Over the past several weeks, politicians and members of Brazil’s economic elite have demanded that the president cease his denial of covid-19 and have called for a co-ordinated effort to fight the pandemic. On March 24th Arthur Lira, the speaker of the lower house of congress, described the pandemic as “the greatest humanitarian disgrace that has befallen our people,” and hinted at Mr Bolsonaro’s possible impeachment. That wave of criticism seems to have jolted the president into action. His cabinet reshuffle was intended as a message “that he is the one in charge,” thinks Marcos Nobre, a political analyst.

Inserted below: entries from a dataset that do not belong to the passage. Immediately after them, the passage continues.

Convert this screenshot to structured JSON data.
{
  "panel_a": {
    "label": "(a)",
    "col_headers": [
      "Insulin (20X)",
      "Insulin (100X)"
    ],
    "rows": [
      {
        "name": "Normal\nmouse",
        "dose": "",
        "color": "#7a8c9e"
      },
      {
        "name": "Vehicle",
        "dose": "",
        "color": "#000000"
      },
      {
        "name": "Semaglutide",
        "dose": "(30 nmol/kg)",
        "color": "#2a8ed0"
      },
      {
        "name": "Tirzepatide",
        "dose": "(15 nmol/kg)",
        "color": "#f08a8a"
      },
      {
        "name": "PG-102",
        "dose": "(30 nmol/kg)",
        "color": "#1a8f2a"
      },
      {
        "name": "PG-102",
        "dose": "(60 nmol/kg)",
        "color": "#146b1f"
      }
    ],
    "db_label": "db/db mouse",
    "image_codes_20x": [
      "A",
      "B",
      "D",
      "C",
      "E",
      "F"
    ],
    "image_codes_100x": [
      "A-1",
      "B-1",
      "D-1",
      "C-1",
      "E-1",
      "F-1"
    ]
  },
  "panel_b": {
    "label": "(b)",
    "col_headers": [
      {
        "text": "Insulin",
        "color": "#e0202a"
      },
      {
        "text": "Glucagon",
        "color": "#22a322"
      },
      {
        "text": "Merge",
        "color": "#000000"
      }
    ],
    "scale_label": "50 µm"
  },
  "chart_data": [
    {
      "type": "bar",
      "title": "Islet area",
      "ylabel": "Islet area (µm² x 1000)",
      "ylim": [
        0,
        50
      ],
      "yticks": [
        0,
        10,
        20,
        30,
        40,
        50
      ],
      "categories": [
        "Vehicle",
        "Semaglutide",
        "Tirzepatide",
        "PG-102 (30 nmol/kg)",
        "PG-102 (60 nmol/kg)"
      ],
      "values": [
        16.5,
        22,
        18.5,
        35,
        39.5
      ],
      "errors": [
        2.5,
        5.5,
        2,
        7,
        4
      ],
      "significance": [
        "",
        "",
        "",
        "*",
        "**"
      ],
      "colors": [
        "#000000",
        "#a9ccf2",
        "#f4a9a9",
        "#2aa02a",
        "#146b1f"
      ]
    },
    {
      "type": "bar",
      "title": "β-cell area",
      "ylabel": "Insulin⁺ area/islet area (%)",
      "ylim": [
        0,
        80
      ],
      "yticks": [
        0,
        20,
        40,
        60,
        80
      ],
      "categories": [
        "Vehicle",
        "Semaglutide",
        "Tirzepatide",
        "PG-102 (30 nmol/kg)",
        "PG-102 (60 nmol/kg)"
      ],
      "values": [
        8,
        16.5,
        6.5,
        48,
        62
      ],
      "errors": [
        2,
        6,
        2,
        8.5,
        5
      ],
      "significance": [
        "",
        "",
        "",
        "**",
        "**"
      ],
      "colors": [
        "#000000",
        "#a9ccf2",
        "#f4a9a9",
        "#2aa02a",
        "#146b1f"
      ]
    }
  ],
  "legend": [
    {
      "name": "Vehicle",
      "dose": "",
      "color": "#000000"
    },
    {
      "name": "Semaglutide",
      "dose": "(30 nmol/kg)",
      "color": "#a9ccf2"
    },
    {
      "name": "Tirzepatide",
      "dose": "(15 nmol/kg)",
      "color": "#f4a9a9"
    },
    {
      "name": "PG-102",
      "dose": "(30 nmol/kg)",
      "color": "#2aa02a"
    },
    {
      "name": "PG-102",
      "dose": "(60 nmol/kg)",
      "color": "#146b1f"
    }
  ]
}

But even the purge this week was not entirely to the president’s liking. One of the victims was Ernesto Araújo, the foreign minister, whose extreme right-wing ideology fitted well with Mr Bolsonaro’s proclivities. Members of congress belonging to the centrão, a large bloc of centre-right parties, pressed Mr Bolsonaro to remove Mr Araújo from office because his hostile stance towards China was thought to have slowed the arrival of vaccine ingredients from that country.

The next twist in the political crisis will depend on how Mr Bolsonaro fills the newly vacant military posts. Presidents customarily pick army, air force and navy chiefs by choosing from a list of each service’s three most senior officers. In practice, though, Mr Bolsonaro could choose any four-star officer of his liking, which would force every more senior officer to resign, thus drastically reshaping the high command.

The armed forces are eager to portray themselves as apolitical guardians of democracy. “The message that has been sent is that the armed forces respect the constitution,” says Carlos Alberto dos Santos Cruz, Mr Bolsonaro’s former secretary of government. “All three branches will not tolerate political interference of any kind.” This rather glosses over the enthusiastic involvement of retired officers, such as Hamilton Mourão (now the vice-president) in Mr Bolsonaro’s election campaign in 2018 and his subsequent government.

What is more likely, says Christoph Harig of the Helmut Schmidt University in Hamburg, is that “they also sense the opportunity to jump ship” to evade blame for the government’s catastrophic handling of the pandemic. Should Mr Bolsonaro shake up their ranks, it might encourage the armed forces to throw some of their weight behind an alternative right-wing candidate in next year’s presidential elections. “I would expect them to remain heavily politicised in the next few years,” says Mr Harig, “whatever Bolsonaro does.”